Dr Annette Idler, director of the Global Security Programme at Oxford University, dismissed it as going after the “very small players in this really huge illicit economy.” She stressed that those who advertise the crossings “can be very easily replaced.”
‘We’ve learnt our lesson with the war on drugs: this isn’t going to stop it.’
— LBC (@LBC) August 3, 2025
Dr Annette Idler, Director of the Global Security Programme at Oxford University, reacts to the Home Office’s new plan to fine smugglers advertising Channel crossings online. pic.twitter.com/eaqZh6xGCt
But Keir Starmer’s administration still won’t take the bigger steps, such as leaving the European Convention on Human Rights, Britain’s membership of which makes effective border control an impossibility.

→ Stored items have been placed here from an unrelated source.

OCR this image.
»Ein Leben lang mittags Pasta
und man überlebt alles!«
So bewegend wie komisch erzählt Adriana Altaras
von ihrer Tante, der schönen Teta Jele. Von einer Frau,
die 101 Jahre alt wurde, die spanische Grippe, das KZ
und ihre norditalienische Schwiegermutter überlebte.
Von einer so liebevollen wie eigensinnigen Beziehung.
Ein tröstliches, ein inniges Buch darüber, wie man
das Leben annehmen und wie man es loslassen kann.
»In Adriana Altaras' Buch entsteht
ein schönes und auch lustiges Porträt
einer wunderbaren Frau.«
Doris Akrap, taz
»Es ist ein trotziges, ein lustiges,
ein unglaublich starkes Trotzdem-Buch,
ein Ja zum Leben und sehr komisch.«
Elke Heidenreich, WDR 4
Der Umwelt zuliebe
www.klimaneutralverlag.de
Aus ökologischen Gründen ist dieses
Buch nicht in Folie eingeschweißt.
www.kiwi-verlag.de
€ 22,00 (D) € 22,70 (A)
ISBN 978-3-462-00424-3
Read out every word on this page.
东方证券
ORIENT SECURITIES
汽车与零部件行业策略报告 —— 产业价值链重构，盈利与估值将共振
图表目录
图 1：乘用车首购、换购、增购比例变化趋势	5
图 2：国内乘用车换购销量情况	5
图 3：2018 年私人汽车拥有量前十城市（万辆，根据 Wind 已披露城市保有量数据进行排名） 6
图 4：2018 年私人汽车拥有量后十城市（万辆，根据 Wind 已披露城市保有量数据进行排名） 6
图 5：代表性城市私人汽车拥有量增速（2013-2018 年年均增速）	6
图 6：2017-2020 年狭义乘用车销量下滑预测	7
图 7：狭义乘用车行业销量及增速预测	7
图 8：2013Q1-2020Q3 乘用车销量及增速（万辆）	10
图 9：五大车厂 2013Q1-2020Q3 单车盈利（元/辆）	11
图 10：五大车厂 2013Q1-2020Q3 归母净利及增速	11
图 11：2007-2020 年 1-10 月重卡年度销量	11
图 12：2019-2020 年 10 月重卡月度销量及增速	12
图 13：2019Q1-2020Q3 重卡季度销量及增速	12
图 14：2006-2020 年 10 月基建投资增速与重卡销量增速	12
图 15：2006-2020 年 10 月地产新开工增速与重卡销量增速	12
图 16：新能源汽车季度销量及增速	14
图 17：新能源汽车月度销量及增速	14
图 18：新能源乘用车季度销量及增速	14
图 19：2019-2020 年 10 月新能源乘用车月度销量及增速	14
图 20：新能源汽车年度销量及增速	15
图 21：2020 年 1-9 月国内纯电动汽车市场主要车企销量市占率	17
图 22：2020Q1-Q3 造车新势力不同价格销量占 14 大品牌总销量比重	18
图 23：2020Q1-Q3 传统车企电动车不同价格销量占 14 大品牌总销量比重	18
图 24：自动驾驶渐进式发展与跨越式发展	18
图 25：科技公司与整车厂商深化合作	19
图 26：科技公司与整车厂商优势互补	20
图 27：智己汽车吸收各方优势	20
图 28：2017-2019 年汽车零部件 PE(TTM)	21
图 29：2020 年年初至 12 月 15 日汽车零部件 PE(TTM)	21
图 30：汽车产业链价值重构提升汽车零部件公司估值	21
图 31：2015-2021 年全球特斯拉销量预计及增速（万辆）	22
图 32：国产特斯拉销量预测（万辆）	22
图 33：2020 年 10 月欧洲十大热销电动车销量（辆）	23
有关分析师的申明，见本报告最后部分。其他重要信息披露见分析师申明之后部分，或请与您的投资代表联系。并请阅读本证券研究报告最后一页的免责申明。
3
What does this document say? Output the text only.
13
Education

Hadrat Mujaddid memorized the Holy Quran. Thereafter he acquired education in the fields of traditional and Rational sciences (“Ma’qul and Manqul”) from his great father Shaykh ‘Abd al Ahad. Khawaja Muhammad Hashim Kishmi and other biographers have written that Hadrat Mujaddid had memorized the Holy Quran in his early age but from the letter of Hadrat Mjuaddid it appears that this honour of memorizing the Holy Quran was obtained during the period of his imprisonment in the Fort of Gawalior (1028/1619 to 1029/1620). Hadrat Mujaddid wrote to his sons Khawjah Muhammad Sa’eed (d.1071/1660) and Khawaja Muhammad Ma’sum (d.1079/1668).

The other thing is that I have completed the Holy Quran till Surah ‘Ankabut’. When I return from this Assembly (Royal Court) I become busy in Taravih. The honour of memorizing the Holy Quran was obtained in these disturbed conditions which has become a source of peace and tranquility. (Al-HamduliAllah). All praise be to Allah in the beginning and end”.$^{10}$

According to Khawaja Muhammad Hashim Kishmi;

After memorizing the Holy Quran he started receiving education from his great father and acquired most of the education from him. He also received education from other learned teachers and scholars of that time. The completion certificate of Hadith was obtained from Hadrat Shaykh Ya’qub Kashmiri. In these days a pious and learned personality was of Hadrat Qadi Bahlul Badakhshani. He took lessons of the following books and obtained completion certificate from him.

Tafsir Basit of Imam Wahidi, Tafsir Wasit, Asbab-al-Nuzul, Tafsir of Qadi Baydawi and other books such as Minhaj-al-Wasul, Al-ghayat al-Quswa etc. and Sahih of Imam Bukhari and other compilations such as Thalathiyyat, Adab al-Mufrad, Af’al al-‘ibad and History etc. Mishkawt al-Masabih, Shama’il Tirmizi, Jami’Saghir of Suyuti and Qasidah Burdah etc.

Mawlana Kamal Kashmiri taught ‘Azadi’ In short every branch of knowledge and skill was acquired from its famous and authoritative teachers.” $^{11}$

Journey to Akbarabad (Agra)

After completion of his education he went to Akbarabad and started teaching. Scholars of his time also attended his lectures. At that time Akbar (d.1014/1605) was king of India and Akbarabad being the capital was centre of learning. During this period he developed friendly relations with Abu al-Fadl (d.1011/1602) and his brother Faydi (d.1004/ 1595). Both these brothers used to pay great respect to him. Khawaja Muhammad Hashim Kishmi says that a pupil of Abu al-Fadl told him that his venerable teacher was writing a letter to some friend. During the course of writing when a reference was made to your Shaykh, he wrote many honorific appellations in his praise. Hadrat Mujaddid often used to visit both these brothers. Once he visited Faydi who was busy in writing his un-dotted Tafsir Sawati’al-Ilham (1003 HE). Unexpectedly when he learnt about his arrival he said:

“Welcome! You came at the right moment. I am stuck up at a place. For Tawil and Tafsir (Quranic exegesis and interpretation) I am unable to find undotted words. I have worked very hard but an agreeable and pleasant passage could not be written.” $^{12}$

This becomes all the more difficult to justify as public frustration mounts over the activities of migrants engaging in illegal activities, including violent crime.
Reports emerged on Sunday of a Sudanese asylum seeker who has been charged with attempting to kidnap a 10-year-old girl—in front of her father—while staying in a three-star hotel on the taxpayer’s purse.
On the same day, police were also accused of covering up an alleged rape of a 12-year-old girl by Afghan asylum seekers. Reform leader Nigel Farage fumed that “the rape and sexual assault of our young girls is a direct result of the weakness of Tory and Labour governments.” He said all those behind these assaults should be deported.